It's probably a good thing that my phone wouldn't publish my last blog post. Actually, it ate it. Anyway, it was for the best. Earlier, I got left listening to the radio and what I call wedding songs played for almost an hour! Anyway, it put me in a crappy mood feeling sorry for myself. Sometimes I'm thankful for crappy connections.
A 92-year-old, petite, well-poised and proud man, who is fully dressed each morning by eight o'clock, with his hair fashionably combed and shaved perfectly, even though he is legally blind, moved to a nursing home today.
His wife of 70 years recently passed away, making the move necessary. After many hours of waiting patiently in the lobby of the nursing home, he smiled sweetly when told his room was ready.
As he maneuvered his walker to the elevator, I provided a visual description of his tiny room, including the eyelet sheets that had been hung on his window. I love it,' he stated with the enthusiasm of an eight-year-old having just been presented with a new puppy.
Mr. Jones, you haven't seen the room; just wait.'
'That doesn't have anything to do with it,' he replied.
Happiness is something you decide on ahead of time.
Whether I like my room or not doesn't depend on how the furniture is arranged ... it's how I arrange my mind. I already decided to love it. 'It's a decision I make every morning when I wake up. I have a choice; I can spend the day in bed recounting the difficulty I have with the parts of my body that no longer work, or get out of bed and be thankful for the ones that do.
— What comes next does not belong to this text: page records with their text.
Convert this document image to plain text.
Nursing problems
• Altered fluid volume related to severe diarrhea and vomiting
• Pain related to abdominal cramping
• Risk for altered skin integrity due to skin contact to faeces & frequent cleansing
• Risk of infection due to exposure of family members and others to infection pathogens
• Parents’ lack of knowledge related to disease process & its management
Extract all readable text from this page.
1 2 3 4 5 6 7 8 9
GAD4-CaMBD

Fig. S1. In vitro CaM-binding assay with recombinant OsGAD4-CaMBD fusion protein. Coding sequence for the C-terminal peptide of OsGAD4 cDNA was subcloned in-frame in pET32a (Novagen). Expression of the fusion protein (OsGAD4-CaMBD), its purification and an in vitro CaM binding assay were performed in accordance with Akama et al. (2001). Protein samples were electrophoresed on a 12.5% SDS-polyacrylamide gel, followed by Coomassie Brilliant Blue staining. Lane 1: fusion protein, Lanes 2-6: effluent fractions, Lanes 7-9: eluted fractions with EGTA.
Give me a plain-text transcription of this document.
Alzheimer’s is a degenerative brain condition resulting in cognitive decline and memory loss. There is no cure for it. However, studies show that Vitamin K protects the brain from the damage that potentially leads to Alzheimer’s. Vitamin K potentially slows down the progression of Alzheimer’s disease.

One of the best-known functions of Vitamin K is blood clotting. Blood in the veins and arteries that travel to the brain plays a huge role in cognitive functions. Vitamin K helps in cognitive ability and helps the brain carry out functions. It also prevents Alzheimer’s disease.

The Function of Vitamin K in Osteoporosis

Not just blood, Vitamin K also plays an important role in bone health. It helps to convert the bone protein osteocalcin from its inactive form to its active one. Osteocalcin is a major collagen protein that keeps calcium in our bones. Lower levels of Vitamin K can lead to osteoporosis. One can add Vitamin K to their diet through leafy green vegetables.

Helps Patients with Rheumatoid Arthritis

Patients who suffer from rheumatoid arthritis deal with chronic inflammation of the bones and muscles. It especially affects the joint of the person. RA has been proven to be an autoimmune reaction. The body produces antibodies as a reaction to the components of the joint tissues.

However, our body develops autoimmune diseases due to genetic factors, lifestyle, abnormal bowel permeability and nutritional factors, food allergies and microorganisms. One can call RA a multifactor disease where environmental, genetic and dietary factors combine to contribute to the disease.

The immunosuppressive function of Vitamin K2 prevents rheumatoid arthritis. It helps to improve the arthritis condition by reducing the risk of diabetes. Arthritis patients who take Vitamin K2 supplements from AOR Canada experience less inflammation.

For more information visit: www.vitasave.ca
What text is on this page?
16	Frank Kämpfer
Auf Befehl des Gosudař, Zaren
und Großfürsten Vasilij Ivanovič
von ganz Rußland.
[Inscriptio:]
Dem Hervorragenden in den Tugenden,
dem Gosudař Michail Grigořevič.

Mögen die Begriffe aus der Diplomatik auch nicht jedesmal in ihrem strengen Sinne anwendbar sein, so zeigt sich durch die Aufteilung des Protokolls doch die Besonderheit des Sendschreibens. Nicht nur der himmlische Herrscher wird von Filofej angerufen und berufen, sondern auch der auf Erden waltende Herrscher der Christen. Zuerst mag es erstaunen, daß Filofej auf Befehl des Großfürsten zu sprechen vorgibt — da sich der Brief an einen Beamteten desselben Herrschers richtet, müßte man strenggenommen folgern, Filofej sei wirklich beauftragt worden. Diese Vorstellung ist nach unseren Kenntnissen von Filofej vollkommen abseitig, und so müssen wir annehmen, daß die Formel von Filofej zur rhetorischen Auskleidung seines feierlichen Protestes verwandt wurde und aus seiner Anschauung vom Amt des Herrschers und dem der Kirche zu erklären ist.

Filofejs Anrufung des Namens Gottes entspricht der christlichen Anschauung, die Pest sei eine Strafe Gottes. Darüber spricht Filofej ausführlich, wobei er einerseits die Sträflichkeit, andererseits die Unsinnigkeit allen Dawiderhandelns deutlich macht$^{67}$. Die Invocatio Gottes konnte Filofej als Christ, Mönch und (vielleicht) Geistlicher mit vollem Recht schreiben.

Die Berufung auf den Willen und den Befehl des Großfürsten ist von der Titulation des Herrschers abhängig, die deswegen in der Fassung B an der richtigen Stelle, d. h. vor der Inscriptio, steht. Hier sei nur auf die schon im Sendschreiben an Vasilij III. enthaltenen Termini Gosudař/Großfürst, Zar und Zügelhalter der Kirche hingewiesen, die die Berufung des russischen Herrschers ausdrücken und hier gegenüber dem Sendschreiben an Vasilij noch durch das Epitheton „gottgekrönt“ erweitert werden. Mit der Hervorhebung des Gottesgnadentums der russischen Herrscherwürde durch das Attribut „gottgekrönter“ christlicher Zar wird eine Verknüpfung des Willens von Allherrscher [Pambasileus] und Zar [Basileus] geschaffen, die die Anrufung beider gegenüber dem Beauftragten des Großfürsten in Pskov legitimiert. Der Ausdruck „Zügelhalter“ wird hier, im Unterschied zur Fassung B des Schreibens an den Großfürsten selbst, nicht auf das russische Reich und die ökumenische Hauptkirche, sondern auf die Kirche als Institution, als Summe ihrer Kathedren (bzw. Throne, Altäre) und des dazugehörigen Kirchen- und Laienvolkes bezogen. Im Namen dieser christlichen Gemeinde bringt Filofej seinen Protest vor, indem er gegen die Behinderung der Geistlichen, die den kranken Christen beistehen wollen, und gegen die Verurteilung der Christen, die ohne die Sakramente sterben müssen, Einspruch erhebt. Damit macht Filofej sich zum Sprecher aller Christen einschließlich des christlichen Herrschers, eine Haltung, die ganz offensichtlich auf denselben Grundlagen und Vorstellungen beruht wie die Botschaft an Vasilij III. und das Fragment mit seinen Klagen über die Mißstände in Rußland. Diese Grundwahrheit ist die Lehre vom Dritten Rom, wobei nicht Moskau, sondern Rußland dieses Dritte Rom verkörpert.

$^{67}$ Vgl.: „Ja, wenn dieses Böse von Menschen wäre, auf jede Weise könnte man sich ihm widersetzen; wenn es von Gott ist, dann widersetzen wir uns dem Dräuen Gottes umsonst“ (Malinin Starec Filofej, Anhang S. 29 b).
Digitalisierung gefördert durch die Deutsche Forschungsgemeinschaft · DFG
Each day is a gift, and as long as my eyes open, I'll focus on the new day and all the happy memories I've stored away.. Just for this time in my life.
Old age is like a bank account. You withdraw from what you've put in.
So, my advice to you would be to deposit a lot of happiness in the bank account of memories!
Thank you for your part in filling my Memory Bank. I am still depositing.
Normally I'd be angry. Normally, I'd make a point. But just after telling the boy how touching my stuff makes me feel royally disrespected; he grabs a bottle of cologne and sprays several sprays of it into the fan in my bedroom, choking me immediately. I can taste it; I smell it everywhere, my throat still burns with it. How do you teach respect to a kid that seems to have none for the one wanting to teach it?